Current coupon spreads over seven-year Treasuries hit a post-GFC high of 194bp in May of this year in the wake of the banking failures of the spring, which triggered a round of asset sales. Rate volatility was also at the highs of the year.
Since then spreads have retreated to plus 159bp, and, as refinancing continue to plummet and vol has diminished further, they may settle in the plus 145bp range by end of Q1, suggests Doucette. But he is reluctant to predict any further narrowing thanks to the weight of expected Treasury supply.

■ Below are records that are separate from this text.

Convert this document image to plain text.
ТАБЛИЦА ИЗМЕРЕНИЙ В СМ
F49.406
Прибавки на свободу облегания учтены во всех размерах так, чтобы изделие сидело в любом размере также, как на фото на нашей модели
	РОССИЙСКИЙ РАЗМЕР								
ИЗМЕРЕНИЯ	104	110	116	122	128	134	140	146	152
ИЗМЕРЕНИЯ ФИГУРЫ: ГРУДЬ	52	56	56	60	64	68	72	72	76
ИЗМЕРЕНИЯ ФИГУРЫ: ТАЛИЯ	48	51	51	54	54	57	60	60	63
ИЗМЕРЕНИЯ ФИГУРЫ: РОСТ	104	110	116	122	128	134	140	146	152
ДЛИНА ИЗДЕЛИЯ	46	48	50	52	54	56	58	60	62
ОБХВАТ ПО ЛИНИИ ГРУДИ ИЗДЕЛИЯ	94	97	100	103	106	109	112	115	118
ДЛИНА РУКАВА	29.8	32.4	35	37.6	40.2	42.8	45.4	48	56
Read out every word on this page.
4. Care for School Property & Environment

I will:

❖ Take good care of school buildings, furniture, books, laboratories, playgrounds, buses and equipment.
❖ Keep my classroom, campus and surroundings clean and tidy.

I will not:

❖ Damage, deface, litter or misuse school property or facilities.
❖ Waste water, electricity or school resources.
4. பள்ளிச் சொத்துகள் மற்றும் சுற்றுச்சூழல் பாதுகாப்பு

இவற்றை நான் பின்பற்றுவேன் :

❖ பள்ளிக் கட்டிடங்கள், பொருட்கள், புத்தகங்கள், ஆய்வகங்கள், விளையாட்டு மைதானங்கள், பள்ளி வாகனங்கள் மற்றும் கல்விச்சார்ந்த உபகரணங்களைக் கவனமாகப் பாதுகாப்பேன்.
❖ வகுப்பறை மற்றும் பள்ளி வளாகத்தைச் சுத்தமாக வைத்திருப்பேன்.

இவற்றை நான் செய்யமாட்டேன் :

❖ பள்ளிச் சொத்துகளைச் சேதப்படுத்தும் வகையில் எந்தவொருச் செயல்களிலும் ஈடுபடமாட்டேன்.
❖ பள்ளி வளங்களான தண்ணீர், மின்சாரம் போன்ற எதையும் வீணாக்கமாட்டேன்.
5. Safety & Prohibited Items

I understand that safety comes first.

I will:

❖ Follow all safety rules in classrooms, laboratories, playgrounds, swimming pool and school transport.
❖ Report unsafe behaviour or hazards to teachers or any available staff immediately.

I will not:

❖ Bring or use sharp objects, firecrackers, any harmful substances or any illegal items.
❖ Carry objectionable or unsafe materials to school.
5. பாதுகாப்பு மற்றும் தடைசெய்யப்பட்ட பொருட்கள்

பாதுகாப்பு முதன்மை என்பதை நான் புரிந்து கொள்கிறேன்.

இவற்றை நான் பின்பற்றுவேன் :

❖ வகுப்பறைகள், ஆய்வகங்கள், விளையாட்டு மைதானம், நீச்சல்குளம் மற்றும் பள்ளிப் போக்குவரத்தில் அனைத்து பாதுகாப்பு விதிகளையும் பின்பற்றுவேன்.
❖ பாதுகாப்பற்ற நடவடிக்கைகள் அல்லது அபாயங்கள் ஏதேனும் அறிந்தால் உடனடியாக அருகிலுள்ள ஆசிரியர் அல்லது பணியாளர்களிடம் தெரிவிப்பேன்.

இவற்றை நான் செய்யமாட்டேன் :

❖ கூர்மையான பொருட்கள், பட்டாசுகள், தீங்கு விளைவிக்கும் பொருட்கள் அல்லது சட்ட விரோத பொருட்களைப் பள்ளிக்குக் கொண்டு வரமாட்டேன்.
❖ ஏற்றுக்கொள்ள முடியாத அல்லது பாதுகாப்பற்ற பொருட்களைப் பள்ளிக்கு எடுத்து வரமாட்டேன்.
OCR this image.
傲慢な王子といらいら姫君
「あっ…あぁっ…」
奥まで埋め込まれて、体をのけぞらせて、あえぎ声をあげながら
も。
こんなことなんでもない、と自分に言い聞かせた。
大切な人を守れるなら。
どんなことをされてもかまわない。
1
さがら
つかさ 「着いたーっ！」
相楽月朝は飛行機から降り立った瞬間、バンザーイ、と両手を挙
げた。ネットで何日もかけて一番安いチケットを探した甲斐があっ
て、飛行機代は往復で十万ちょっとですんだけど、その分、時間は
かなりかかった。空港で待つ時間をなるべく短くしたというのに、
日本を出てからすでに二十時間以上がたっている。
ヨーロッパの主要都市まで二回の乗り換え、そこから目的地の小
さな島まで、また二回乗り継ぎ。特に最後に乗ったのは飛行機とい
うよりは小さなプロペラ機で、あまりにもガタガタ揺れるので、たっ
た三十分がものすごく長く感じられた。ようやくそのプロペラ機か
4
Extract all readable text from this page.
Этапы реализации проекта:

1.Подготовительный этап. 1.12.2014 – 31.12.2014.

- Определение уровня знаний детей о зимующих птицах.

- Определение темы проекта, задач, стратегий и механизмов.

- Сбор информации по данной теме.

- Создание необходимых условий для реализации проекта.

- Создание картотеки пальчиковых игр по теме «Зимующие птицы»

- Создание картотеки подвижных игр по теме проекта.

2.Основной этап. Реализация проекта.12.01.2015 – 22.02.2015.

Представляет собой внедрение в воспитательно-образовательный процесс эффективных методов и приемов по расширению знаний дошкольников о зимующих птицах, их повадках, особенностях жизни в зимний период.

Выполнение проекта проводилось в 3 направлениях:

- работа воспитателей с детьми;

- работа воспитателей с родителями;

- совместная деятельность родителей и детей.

Another issue with which the agency MBS market must contend is the absence of bank buyers. As the Fed raised rates, banks have been left with significant mark to market losses on risk free assets. It was this phenomenon, allied to the need to pay higher yields of short-term deposits, that torpedoed Silicon Valley Bank in March. It has been estimated that the big Wall Street houses are sitting on US$650bn of unrealized losses. This does not tempt them back into the risk-free market.
“If banks don’t come back into the market, spreads will have to remain elevated to be more in line with alternative investments,” says Doucette.
It was the unexpected round of bank sales in the spring, leaving the market with another US$1bn to absorb, that sent spreads soaring in the spring and banks haven’t come back in.
There are, according to Doucette, some signs that overseas buyers are starting to show interest, and money managers have increased their holdings as well, but it has not been sufficient to offset the absence of bank buyers.
“We’ve seen some foreign buyers but the big question is when are the banks coming back. Their portfolios are paying down and rate vol has come down as well, so there are some reasons to be optimistic,” he says.